Sustainable HPC State of the Practice Workshop 2024
Sustainably supporting science through committed community action
Sustainably supporting science through committed community action
Sustainable High Performance Computing State of the Practice Workshop (Sustainable HPC SOP Workshop) in conjunction with Cluster 2024.
September 24, 2024
Kobe, Japan
KEYNOTE: Frontiers in Sustainability
Jim Rogers from Oak Ridge National Laboratory (ORNL) will be the keynote speaker. Jim Rogers is the Computing and Facilities Director for the National Center for Computational Science at the Oak Ridge National Laboratory. He has thirty years of experience in high-performance computing (HPC) and has provided strategic planning, technology insertion, and integration support for multiple computing centers, including the Oak Ridge National Laboratory (ORNL) Leadership Computing Facility (OLCF), the U.S. Air Force, NOAA's National Climate Computing Research Center (NCRC), U.S. Army Corps of Engineers Engineer Research and Development Center (ERDC), the Aeronautical Systems Center, the National Aeronautics and Space Administration (NASA) Goddard Space Flight Center, NASA Ames Research Center, the Defense Intelligence Agency, and the Alabama Supercomputer Center. He has primary responsibility for the strategy, acquisition, delivery, integration, and transition to production for high performance computing, storage, networking, and analysis systems as well as the physical facilities that house these systems. He manages recurring operational activities for both the NCCS systems and the supporting facility/infrastructure . These activities extend across multiple Federal customers.
AGENDA:
9:30:00- 10:30:00 Opening Statement and Keynote
10:30:00- 10:45:00 Break
10:45:00- 12:15:00 Paper Presentations
Microgrid Integration with High Performance Computing Systems for Microreactor Operation
How-to Guide for Transitioning from Air to Liquid-cooled High Performance Computing Systems*
12:15:00 13:15:00 Lunch
13:15:00 14:45:00 Paper Presentations
Evolving Large Scale HPC Monitoring & Analysis to Track Modern Dynamic Environments
16 Years of SPEC Power: An Analysis of x86 Energy Efficiency Trends*
14:45:00 15:00:00 Break
15:00:00 16:30:00 Paper Presentations
Power-Efficiency Variation on A64FX Supercomputers and its Application to System Operation
PowerSched - managing power consumption in overprovisioned systems
Advanced Visualization of Power, Temperature, and Energy Metrics in HPE Cray EX Systems*
16:30:00 16:45:00 Break
16:45:00 18:15:00 Paper Presentation, Panel and Closure
Optimizing Idle Power of HPC Systems: Practical Insights and Methods
Discussion
Closing Remarks
*All paper presentations are 30 minutes except for the 3 marked with an asterisk. These are 20 minute presentations.

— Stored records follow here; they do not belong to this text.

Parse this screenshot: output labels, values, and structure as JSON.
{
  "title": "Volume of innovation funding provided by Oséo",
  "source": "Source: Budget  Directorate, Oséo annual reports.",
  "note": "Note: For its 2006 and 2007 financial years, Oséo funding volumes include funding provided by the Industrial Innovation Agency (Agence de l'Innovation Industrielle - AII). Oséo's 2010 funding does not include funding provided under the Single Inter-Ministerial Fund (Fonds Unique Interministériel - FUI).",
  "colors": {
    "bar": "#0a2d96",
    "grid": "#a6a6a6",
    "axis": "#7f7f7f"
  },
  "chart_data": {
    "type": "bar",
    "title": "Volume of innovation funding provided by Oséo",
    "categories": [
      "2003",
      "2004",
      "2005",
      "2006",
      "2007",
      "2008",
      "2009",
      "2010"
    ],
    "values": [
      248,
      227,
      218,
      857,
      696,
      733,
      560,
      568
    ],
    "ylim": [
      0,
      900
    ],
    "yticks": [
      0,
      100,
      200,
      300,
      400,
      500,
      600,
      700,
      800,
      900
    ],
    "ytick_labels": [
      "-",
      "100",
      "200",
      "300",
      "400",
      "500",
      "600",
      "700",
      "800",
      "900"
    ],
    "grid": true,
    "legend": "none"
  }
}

=====================================================
ABSTRACT:
The demand for ever more-capable high performance computing (HPC) is driving significant changes across the design and manufacturing space, as manufacturers turn to heterogeneous systems that integrate increasing die-count, from multi-core CPUs to accelerators, traditional memory architectures to high-bandwidth memory, modern interconnects, and massive storage servers. These designs require substantially higher energy, with commensurate methods for managing heat, in increasingly dense packages.
To effectively manage and operate these systems, HPC and Data Center (DC) practitioners must balance and coordinate constraints across many domains: environment, utilities, data center, HPC system hardware and software, and end-user applications.

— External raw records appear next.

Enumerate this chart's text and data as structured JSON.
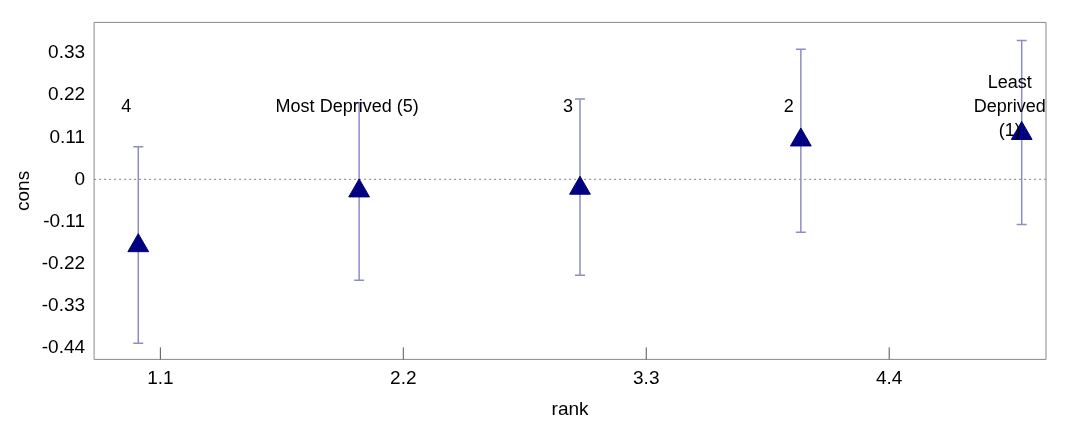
{
  "chart_data": {
    "type": "scatter",
    "xlabel": "rank",
    "ylabel": "cons",
    "x": [
      1,
      2,
      3,
      4,
      5
    ],
    "series": [
      {
        "color": "#000080",
        "values": [
          -0.173,
          -0.03,
          -0.023,
          0.103,
          0.12
        ],
        "errors": [
          [
            -0.428,
            0.085
          ],
          [
            -0.263,
            0.2
          ],
          [
            -0.25,
            0.21
          ],
          [
            -0.138,
            0.34
          ],
          [
            -0.118,
            0.363
          ]
        ]
      }
    ],
    "marker": "triangle",
    "xlim": [
      0.8,
      5.11
    ],
    "xticks": [
      1.1,
      2.2,
      3.3,
      4.4
    ],
    "ylim": [
      -0.47,
      0.41
    ],
    "yticks": [
      -0.44,
      -0.33,
      -0.22,
      -0.11,
      0,
      0.11,
      0.22,
      0.33
    ],
    "grid": false,
    "legend": false,
    "ref_lines": [
      {
        "axis": "y",
        "value": 0,
        "color": "#999999",
        "line_style": "dotted"
      }
    ],
    "annotations": [
      "4",
      "Most Deprived (5)",
      "3",
      "2",
      "Least Deprived (1)"
    ]
  }
}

While the capital costs for the acquisition of these systems have long been recognized, the energy needed to power and cool these systems has similarly become a first-order constraint. Now, increasingly, other constraints related to the overall sustainability of these systems are being examined, among them, the associated production of greenhouse gas (GHG) emissions and water consumption.
While the community has made significant improvements to operational efficiency of data centers, notably through direct liquid cooling of specific system components, there is a broader scope of environmental impacts, across the life cycle of our facilities and systems, that must be considered. This includes the full life cycle costs for producing these HPC systems during their entire lifetime, from system design, manufacturing, daily operations, reusability, eventual decommissioning, and recyclability. Only by analysis and optimization of these elements can we understand and manage the full life cycle cost and carbon footprint of these systems.
This workshop seeks to leverage the experiences of early adopters and innovators in operational practices and technologies that can improve energy and power management capabilities, reduce GHG emissions, and provide careful stewardship of natural resources, like water. This workshop will explore these operational and technological innovations that span the full stack of HPC computational systems as well as building infrastructure.
As part of this peer-reviewed workshop, we solicit papers that capture best practices, policies, procedures, and technologies. The vision is to help the broader community benefit from these experiences. The papers are intended to identify use cases, lessons learned, and best practices in design, commissioning, and operations. The solicited papers will be generally descriptive with concrete, reproducible, and empirical data gathered through surveys, case studies, and research for practice.